As eleições do dia 23 de agosto levaram os angolanos às urnas para a escolha do próximo presidente. Por dentro da África reproduz parte do artigo de Rafael Marques, publicado pelo Maka Angola. Leia o artigo completo aqui
Em 21 de setembro, Angola terá um novo presidente, depois de 38 anos de José Eduardo dos Santos. A Comissão Nacional Eleitoral, sem o apuramento legal dos votos em 15 das 18 províncias, já certificou João Lourenço como presidente-eleito. O MPLA vai continuar a governar, mantendo-se 47 anos no poder. Quem acha que a lei tem algum valor quando estão em jogo os interesses dos mandantes do MPLA, desengane-se.
Interessa, no entanto, revisitar a história do poder presidencial em Angola e a sua legitimidade popular.
Em 1975, Agostinho Neto ascendeu à presidência por via da declaração unilateral da independência, após ter expulsado de Luanda os movimentos de libertação FNLA e UNITA. Os três movimentos chegaram a formar um governo de transição, e o processo de declaração de independência deveria ter ocorrido após a realização de eleições. Ganhou o mais esperto e estratégico dos líderes, e consagrou-se, assim, a ditadura de Agostinho Neto.
O povo nada teve a ver com essa escolha.
José Eduardo dos Santos ascendeu ao poder com a morte de Agostinho Neto, em 1979, não pela vontade popular mas pela escolha dos seus pares no Bureau Político do MPLA.
Em 1992, a única vez em que o povo foi chamado a escolher directamente o seu presidente, José Eduardo dos Santos e o então líder rebelde Jonas Savimbi deveriam ter disputado uma segunda volta. Essa segunda volta nunca aconteceu e Dos Santos lá ficou, mesmo sem o mandato do povo. Savimbi aceitou formalmente os resultados eleitorais e aguardava pela segunda volta. A guerra é outra história que temos de contar com verdade e imparcialidade.
O próprio José Eduardo dos Santos fez questão de encomendar, em 2005, um acórdão ao Tribunal Supremo que declarou a nulidade dos seus mandatos presidenciais por falta de legitimidade popular, democrática. O seu objectivo era óbvio. Manter-se na presidência, ignorando o limite de dois mandatos da Lei Constitucional de 1992.
Tivemos, então, as eleições legislativas de 2008. Muitos angolanos já esqueceram que, nessa altura, a fobia da liderança do MPLA sobre eleições presidenciais directas tinha-se agravado. José Eduardo dos Santos justificou que as eleições presidenciais deveriam ter lugar em 2009, um ano depois das legislativas. Em 2009 não houve eleições presidenciais.

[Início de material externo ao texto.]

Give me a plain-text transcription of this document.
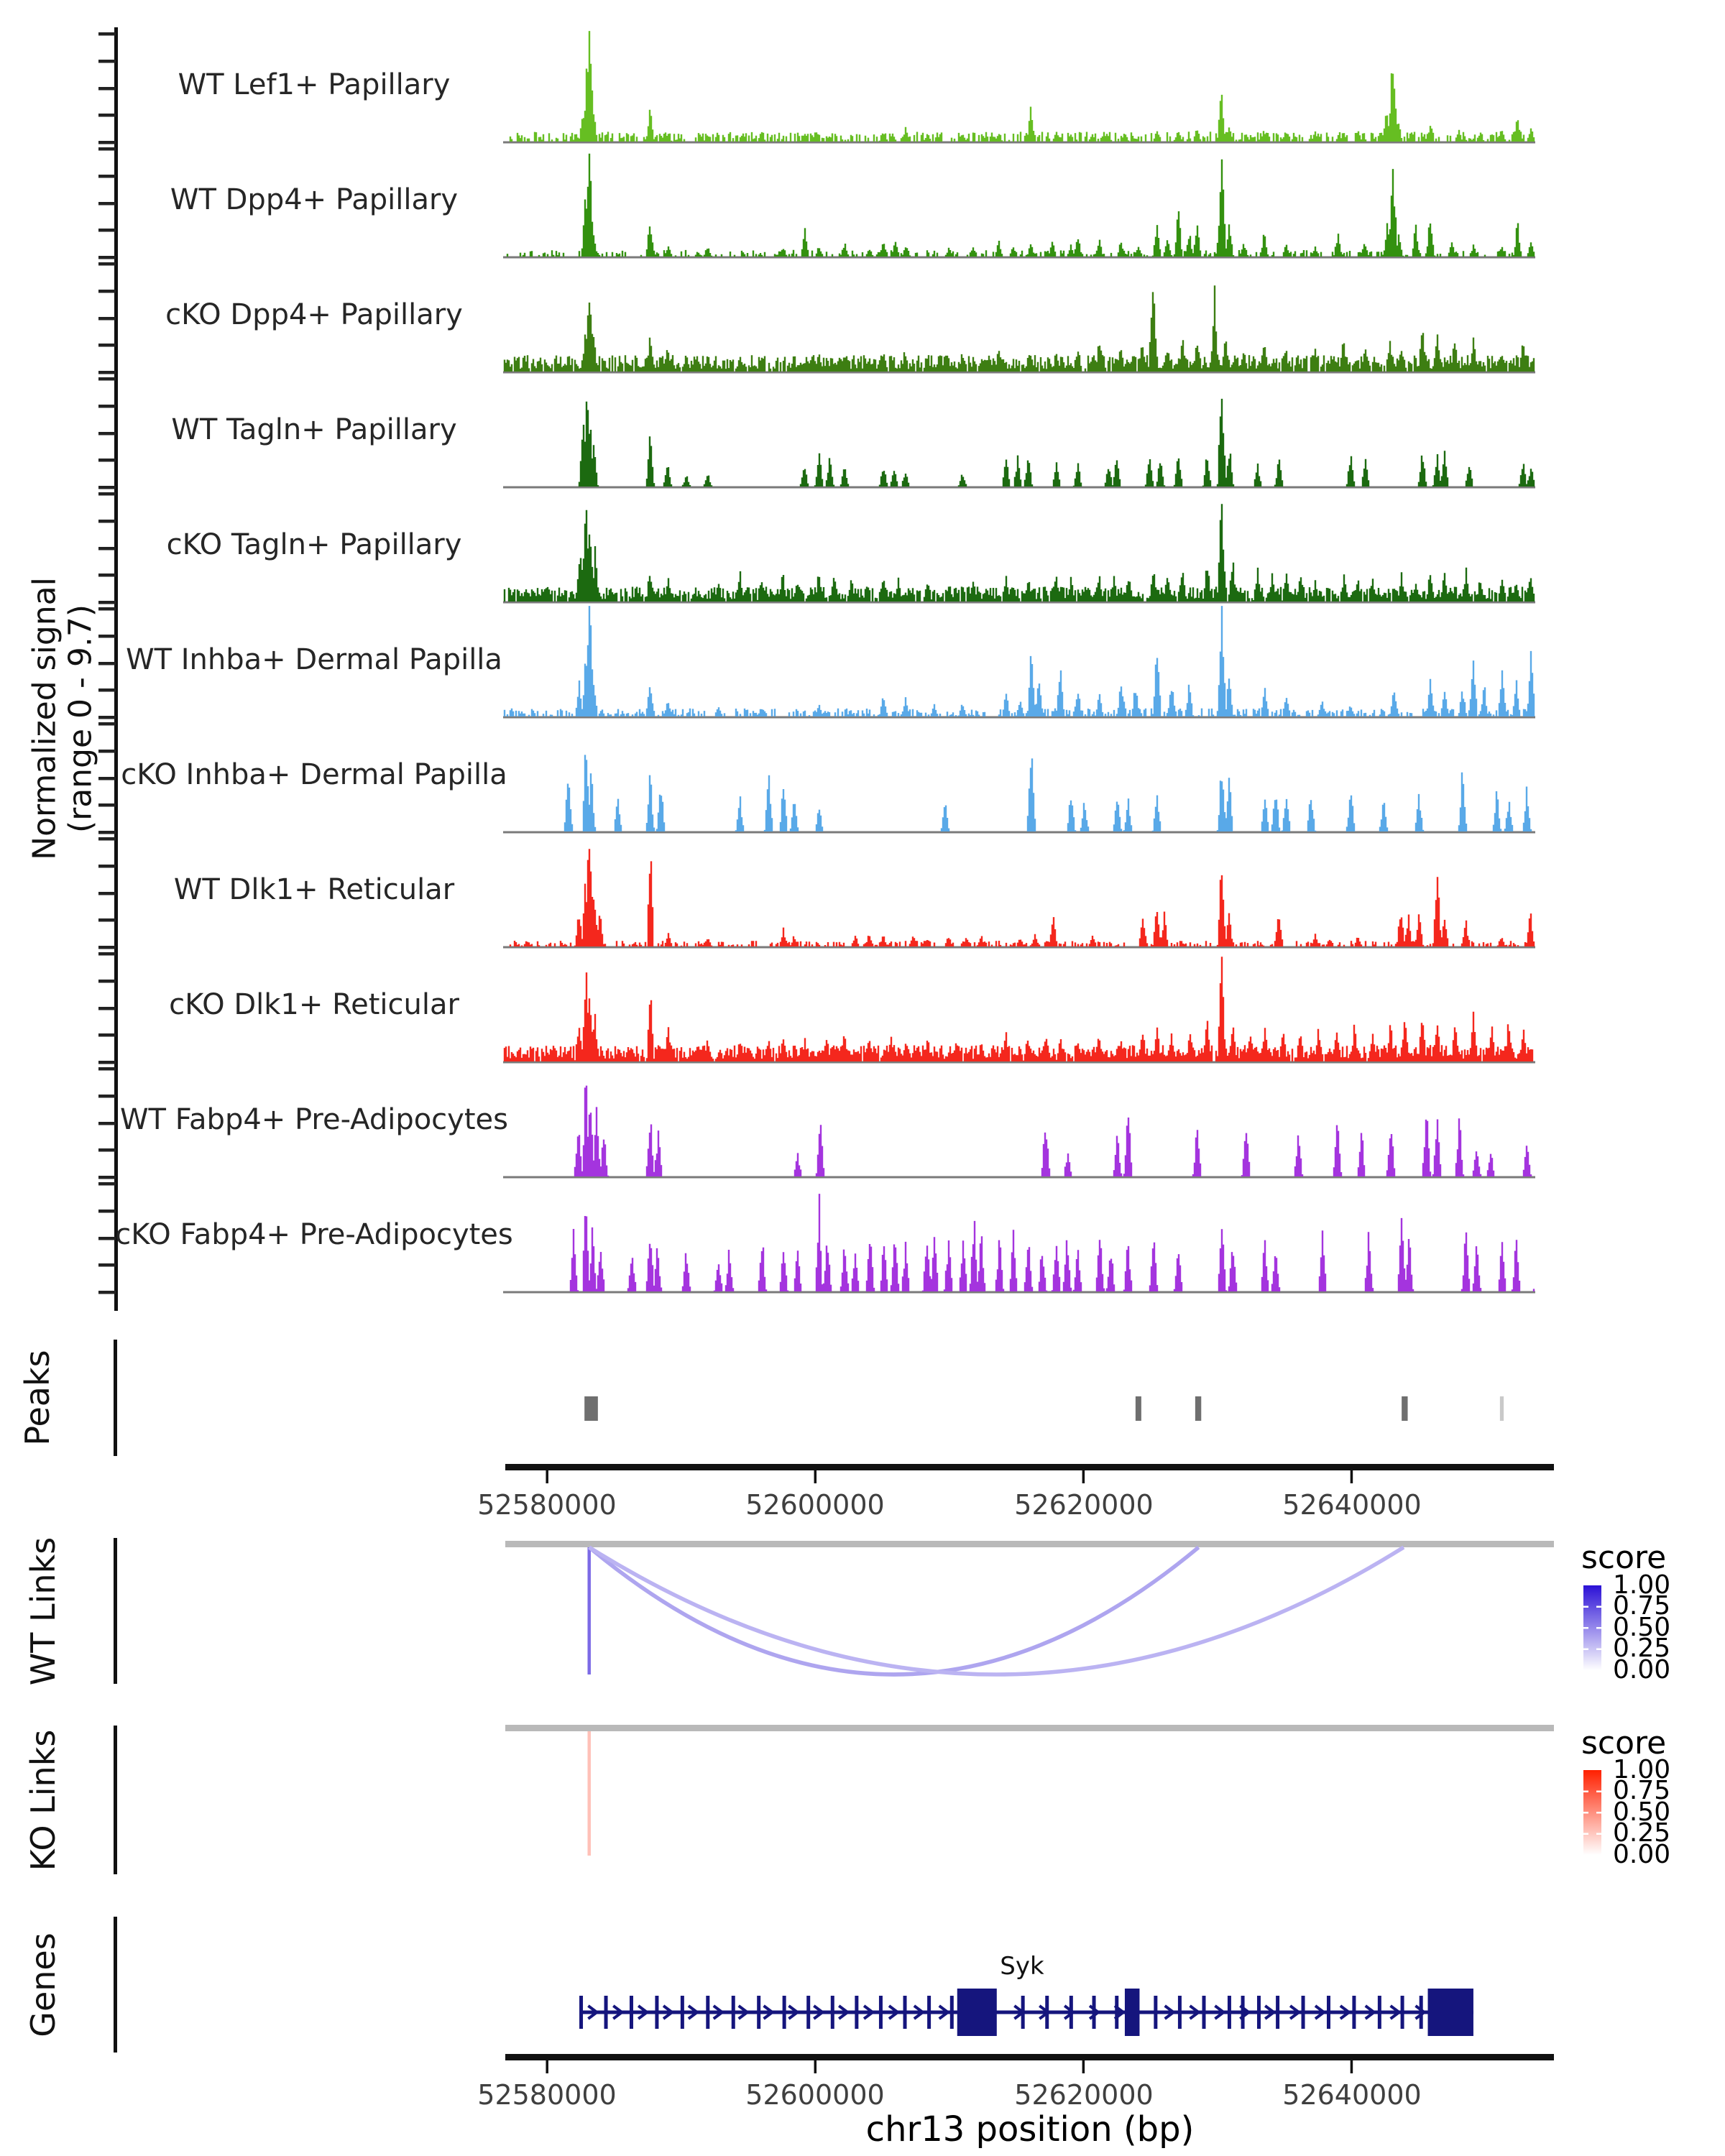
Normalized signal (range 0 - 9.7)
WT Lef1+ Papillary
WT Dpp4+ Papillary
cKO Dpp4+ Papillary
WT Tagln+ Papillary
cKO Tagln+ Papillary
WT Inhba+ Dermal Papilla
cKO Inhba+ Dermal Papilla
WT Dlk1+ Reticular
cKO Dlk1+ Reticular
WT Fabp4+ Pre-Adipocytes
cKO Fabp4+ Pre-Adipocytes
Peaks
WT Links
KO Links
Genes
52580000	52600000	52620000	52640000
score
1.00
0.75
0.50
0.25
0.00
score
1.00
0.75
0.50
0.25
0.00
Syk
52580000	52600000	52620000	52640000
chr13 position (bp)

Lá veio a Constituição de 2010, que resolveu a fobia da liderança do MPLA. Consagrou o impedimento do povo para escolher livre e directamente o seu presidente.
Só assim José Eduardo dos Santos aceitou concorrer, em 2012, como deputado e para ser automaticamente presidente, como o primeiro nome da lista do partido vencedor das eleições legislativas. Livrou-se do julgamento do povo. Passou essa lição a João Lourenço, que escolheu como seu sucessor.
Nada previa, em 2017, que João Lourenço fosse roubar as eleições por junto e atacado. Aguardava-se a sua eleição com a batota habitual do MPLA, exercida através do controlo absoluto do processo eleitoral.
E assim temos o terceiro presidente da história de Angola, desta vez sem qualquer disfarce de legitimidade.
Este percurso demonstra a profunda divisão e resistência passiva dos angolanos perante o poder do MPLA.
Abençoado seja o povo, malditos os seus líderes impostos.